Les veaux élevés collectivement s’adaptent plus vite à un changement de leur environnement que les veaux élevés individuellement ; une autre étude sérieuse montre ainsi cette intelligence collective du groupe. Les arguments sanitaires qui poussent à la case individuelle ne sont plus les seuls à être pris en compte en élevage.
La douleur qui suit l’écornage dans les 24 heures perturbe le mental des veaux et les rend disons « pessimistes », comme l’illustre un protocole astucieux et innovant mis au point par des Canadiens en conditionnant l’accès au lait par la vision d’une couleur sur un écran. La nécessité de prendre en compte la douleur en sort renforcée. Selon des Finlandais, l’effet des anti-inflammatoires est plus marqué avec le fer qu’avec la pâte à écorner, et gagnerait à s’étaler sur cinq jours. Quant à la présence de tétines en dehors des périodes de distribution de lait, elle contribue à déstresser les jeunes. Une brosse fixe tend au même résultat.
Pour les adultes, la recherche aussi fournit des indications sérieuses qui demandent à être interprétées. Lorsque les enquêtes en élevages font ressortir de grandes variations entre élevages (par exemple de 10 à 60 % de vaches boiteuses par troupeau), cela ouvre la voie à de possibles améliorations en identifiant les facteurs de risques associés. Un lien net se confirme entre logettes et boiteries. Une étude a montré qu’il suffisait simplement de compter les vaches très boiteuses pour estimer l’ensemble des problèmes ; les vaches couchées en dehors des logettes sont un autre indicateur. Ce qui simplifie le travail.
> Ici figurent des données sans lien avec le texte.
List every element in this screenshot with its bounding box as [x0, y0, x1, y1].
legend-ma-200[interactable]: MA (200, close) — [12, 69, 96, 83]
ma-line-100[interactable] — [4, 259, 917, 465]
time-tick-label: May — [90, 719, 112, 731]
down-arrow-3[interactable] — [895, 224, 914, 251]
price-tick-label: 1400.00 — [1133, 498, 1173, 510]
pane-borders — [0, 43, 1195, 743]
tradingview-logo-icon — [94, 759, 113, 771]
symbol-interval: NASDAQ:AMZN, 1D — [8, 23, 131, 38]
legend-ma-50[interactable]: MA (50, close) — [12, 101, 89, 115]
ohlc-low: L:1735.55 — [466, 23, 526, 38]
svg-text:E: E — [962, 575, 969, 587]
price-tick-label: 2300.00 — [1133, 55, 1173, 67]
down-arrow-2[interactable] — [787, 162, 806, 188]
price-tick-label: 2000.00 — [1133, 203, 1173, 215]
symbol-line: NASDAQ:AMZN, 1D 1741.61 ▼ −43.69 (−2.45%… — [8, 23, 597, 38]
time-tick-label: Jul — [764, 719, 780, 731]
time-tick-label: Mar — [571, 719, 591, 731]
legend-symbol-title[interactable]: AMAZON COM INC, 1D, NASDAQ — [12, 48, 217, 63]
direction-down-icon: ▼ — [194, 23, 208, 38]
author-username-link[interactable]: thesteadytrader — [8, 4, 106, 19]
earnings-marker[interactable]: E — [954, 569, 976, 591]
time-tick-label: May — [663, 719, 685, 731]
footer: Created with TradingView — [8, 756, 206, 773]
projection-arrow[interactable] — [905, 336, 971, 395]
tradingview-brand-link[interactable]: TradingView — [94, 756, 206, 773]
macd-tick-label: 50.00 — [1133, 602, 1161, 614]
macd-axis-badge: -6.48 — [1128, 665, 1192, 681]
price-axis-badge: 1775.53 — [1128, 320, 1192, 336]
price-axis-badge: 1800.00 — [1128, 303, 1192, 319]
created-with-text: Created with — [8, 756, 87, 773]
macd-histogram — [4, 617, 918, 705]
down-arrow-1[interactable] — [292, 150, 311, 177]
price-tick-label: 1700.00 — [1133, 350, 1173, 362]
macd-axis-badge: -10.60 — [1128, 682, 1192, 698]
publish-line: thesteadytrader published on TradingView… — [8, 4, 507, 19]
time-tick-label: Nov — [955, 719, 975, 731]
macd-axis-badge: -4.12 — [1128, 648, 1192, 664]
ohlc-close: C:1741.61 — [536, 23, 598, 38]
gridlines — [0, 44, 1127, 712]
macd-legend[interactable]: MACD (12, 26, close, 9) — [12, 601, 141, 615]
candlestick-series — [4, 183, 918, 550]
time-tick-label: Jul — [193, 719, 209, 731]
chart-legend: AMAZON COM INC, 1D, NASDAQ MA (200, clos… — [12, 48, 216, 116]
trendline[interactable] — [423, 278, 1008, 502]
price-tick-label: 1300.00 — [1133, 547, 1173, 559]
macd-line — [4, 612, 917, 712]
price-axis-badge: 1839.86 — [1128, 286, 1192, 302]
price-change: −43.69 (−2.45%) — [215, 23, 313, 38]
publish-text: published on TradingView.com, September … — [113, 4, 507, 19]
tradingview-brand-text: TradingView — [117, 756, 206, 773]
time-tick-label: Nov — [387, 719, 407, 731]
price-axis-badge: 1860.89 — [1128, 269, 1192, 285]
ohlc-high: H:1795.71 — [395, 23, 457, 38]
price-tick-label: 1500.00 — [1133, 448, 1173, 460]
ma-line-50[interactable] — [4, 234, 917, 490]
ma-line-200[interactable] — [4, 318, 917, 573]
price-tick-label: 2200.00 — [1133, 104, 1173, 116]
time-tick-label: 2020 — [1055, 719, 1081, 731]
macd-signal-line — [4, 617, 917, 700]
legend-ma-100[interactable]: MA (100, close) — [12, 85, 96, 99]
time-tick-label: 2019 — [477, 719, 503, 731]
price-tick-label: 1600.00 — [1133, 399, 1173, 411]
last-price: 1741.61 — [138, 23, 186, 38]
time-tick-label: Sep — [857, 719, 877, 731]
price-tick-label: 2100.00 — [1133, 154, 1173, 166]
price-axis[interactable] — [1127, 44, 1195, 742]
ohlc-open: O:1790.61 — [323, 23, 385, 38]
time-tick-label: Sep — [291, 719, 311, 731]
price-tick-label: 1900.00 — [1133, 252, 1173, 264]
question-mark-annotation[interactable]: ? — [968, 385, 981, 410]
Plus l’élevage est serein, meilleure est la production


Pour deux paramètres donnés, des liens sont souvent établis, mais demandent à être examinés avec du recul. Comme l’illustre un suivi en étables entravées nord-américaines, centré sur le temps passé couché comme paramètre de bien-être : le taux de réforme est plus élevé dans les élevages où des vaches passent plus de 15 heures ou moins de 9 heures couchées. Et dans les étables où 70 % des vaches passent plus de 12,5 heures couchées, globalement on observe moins de boiteries, moins d’atteintes aux jarrets et aux genoux. Mais ce qui est vrai au niveau d’un troupeau ne l’est pas forcément au niveau d’une vache ! Certaines boiteuses restent longtemps au sol alors que d’autres peinent à se retrouver à terre.
La recherche innove quand elle propose d’évaluer les rapports animal-éleveur à partir de la mesure des distances de fuite, et les rapports des animaux entre eux aux nombres de conflits par heure. Une étude française montre que plus l’élevage est serein, meilleure est la production.
« L’éleveur est le maître, le scientifique le valet », affirmait un chercheur néerlandais. Sans aller jusque-là, c’est bien dans l’esprit d’aller et retour permanents entre les deux familles que l’on progresse. Et que l’on trouve des méthodes fiables d’évaluation qui soient faciles d’emploi.

Etude danoise

Les Danois ont montré qu’une combinaison d’observations sur un même animal (position de la tête, des oreilles, posture du dos, attitude attentive ou pas, expression faciale) discriminait bien les vaches qui « ont mal », quel que soit l’observateur, et quelle qu’en soit la cause.